Ouangolodougou, 07 mai 2026 (AIP)- Des éleveurs du département de Ouangolodougou ont bénéficié d’un renforcement de leurs capacités sur la production, la gestion et la conservation des ressources fourragères lors d’un atelier de formation sur le genre, l’accès et le contrôle des ressources tenu lundi 4 et mardi 5 mai 2026 à leur intention.
Cette formation s’inscrit dans le cadre du projet, « Promouvoir des pratiques endogènes agropastorales climato-intelligentes pour une utilisation rationnelle des ressources naturelles et la sécurité alimentaire des systèmes d’élevage des ruminants d’Afrique de l’Ouest (Smart Food) », mis en œuvre par l’Université Péléforo Gon Coulibaly de Korhogo en partenariat avec le Centre de Recherche pour le Développement International (CRDI). Elle a pour objectif général de promouvoir une gestion concertée et durable des résidus agricoles et des plantes alimentaires et médicinales, pour améliorer la productivité et la santé des ruminants au nord de la Côte d’Ivoire.
Il s’agit, selon le coordonnateur pays du projet, Pr Adja Ferdinand Vanga, de faire la cartographie des espèces végétales et aussi des pratiques endogènes par rapport à l’alimentation des animaux et aussi de voir les espèces qui concernent la santé animale utilisées par les éleveurs au plan local et de faire la démonstration de certaines pratiques qu’on peut valoriser pour améliorer celles déjà connues.
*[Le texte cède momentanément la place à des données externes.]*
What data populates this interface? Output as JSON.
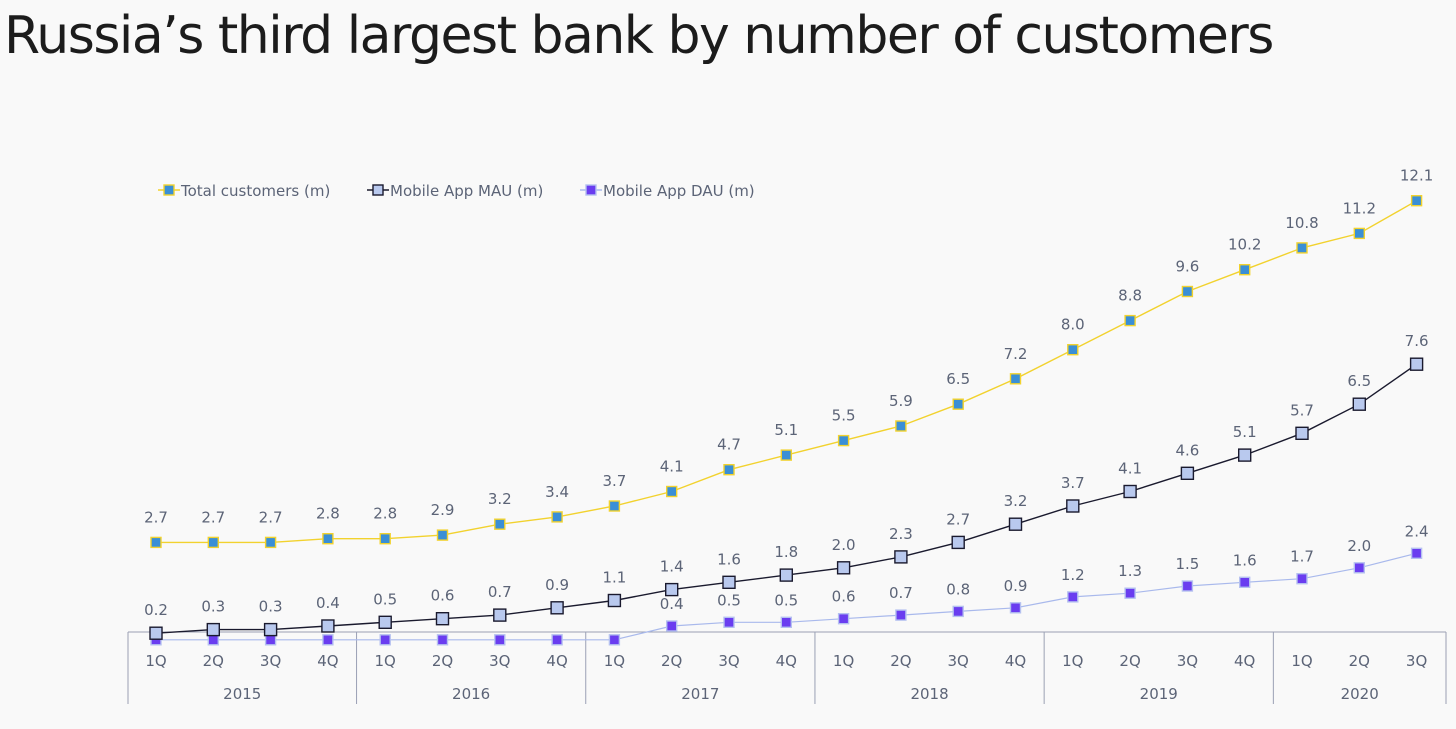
{
  "title": "Russia’s third largest bank by number of customers",
  "colors": {
    "background": "#f9f9f9",
    "axis": "#9aa0b4",
    "label_text": "#5c6477",
    "total_line": "#f2d22e",
    "total_marker_fill": "#3a8fd6",
    "total_marker_stroke": "#f2d22e",
    "mau_line": "#1a1a2e",
    "mau_marker_fill": "#b9c9ee",
    "mau_marker_stroke": "#1a1a2e",
    "dau_line": "#a9b9ec",
    "dau_marker_fill": "#6a3df0",
    "dau_marker_stroke": "#b5c1f0"
  },
  "chart_data": {
    "type": "line",
    "title": "Russia’s third largest bank by number of customers",
    "categories": [
      "1Q",
      "2Q",
      "3Q",
      "4Q",
      "1Q",
      "2Q",
      "3Q",
      "4Q",
      "1Q",
      "2Q",
      "3Q",
      "4Q",
      "1Q",
      "2Q",
      "3Q",
      "4Q",
      "1Q",
      "2Q",
      "3Q",
      "4Q",
      "1Q",
      "2Q",
      "3Q"
    ],
    "year_groups": [
      {
        "label": "2015",
        "count": 4
      },
      {
        "label": "2016",
        "count": 4
      },
      {
        "label": "2017",
        "count": 4
      },
      {
        "label": "2018",
        "count": 4
      },
      {
        "label": "2019",
        "count": 4
      },
      {
        "label": "2020",
        "count": 3
      }
    ],
    "series": [
      {
        "name": "Total customers (m)",
        "key": "total",
        "values": [
          2.7,
          2.7,
          2.7,
          2.8,
          2.8,
          2.9,
          3.2,
          3.4,
          3.7,
          4.1,
          4.7,
          5.1,
          5.5,
          5.9,
          6.5,
          7.2,
          8.0,
          8.8,
          9.6,
          10.2,
          10.8,
          11.2,
          12.1
        ],
        "labels": [
          "2.7",
          "2.7",
          "2.7",
          "2.8",
          "2.8",
          "2.9",
          "3.2",
          "3.4",
          "3.7",
          "4.1",
          "4.7",
          "5.1",
          "5.5",
          "5.9",
          "6.5",
          "7.2",
          "8.0",
          "8.8",
          "9.6",
          "10.2",
          "10.8",
          "11.2",
          "12.1"
        ]
      },
      {
        "name": "Mobile App MAU (m)",
        "key": "mau",
        "values": [
          0.2,
          0.3,
          0.3,
          0.4,
          0.5,
          0.6,
          0.7,
          0.9,
          1.1,
          1.4,
          1.6,
          1.8,
          2.0,
          2.3,
          2.7,
          3.2,
          3.7,
          4.1,
          4.6,
          5.1,
          5.7,
          6.5,
          7.6
        ],
        "labels": [
          "0.2",
          "0.3",
          "0.3",
          "0.4",
          "0.5",
          "0.6",
          "0.7",
          "0.9",
          "1.1",
          "1.4",
          "1.6",
          "1.8",
          "2.0",
          "2.3",
          "2.7",
          "3.2",
          "3.7",
          "4.1",
          "4.6",
          "5.1",
          "5.7",
          "6.5",
          "7.6"
        ]
      },
      {
        "name": "Mobile App DAU (m)",
        "key": "dau",
        "values": [
          null,
          null,
          null,
          null,
          null,
          null,
          null,
          null,
          null,
          0.4,
          0.5,
          0.5,
          0.6,
          0.7,
          0.8,
          0.9,
          1.2,
          1.3,
          1.5,
          1.6,
          1.7,
          2.0,
          2.4
        ],
        "labels": [
          "",
          "",
          "",
          "",
          "",
          "",
          "",
          "",
          "",
          "0.4",
          "0.5",
          "0.5",
          "0.6",
          "0.7",
          "0.8",
          "0.9",
          "1.2",
          "1.3",
          "1.5",
          "1.6",
          "1.7",
          "2.0",
          "2.4"
        ]
      }
    ],
    "ylim": [
      0,
      13
    ],
    "legend": "top-left",
    "grid": false
  }
}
« Dans la région, il y a une forte pression sur les ressources et souvent cela entraîne des conflits entre agriculteurs et éleveurs. En saison sèche, il y a des pénuries de plantes fourragères pour l’alimentation. Donc, ce qu’on essaie de voir, c’est quelles sont les plantes qu’on peut utiliser aussi bien en saison pluvieuse qu’en saison sèche pour régler la question de l’alimentation des animaux », a indiqué le Pr Adja.
Pour lui, cette formation des éleveurs sur la production, la gestion, la valorisation et la conservation des ressources fourragères constitue une réponse pertinente et nécessaire pour améliorer durablement la productivité et la résilience des systèmes d’élevage dans la zone. Pendant deux jours, les éleveurs ont été formés aux techniques de production des cultures fourragères, en particulier de Panicum maximum et de Pennisetum purpureum (Maralfalfa), aux techniques de récolte et de valorisation du fourrage, aux méthodes de conservation pour une utilisation en saison sèche et aux techniques de traitement de la paille à l’urée.
Ils ont aussi renforcé leurs capacités en matière de gestion et d’exploitation des parcelles fourragères et ont également été sensibilisés à l’importance d’une alimentation équilibrée pour l’amélioration des performances animales et à la promotion de pratiques durables de gestion des ressources fourragères.
Les participants ont salué les initiateurs pour cette formation qui vient leur permettre de régler le problème crucial de la nourriture des animaux et aussi des conflits agropastoraux.
« Cette formation nous apporte beaucoup en ce sens qu’elle va nous permettre de nous occuper de l’alimentation des animaux, de leur santé et aussi de l’eau à boire pour eux, alors que notre problème crucial ici, c’est ça. Il n’y a pas d’aliments, il n’y a pas d’eau », a dit le chef du village de Ouangolodougou, Siaka Ouattara. Aussi s’engagent-ils à adopter progressivement des pratiques d’élevage plus modernes et résilientes.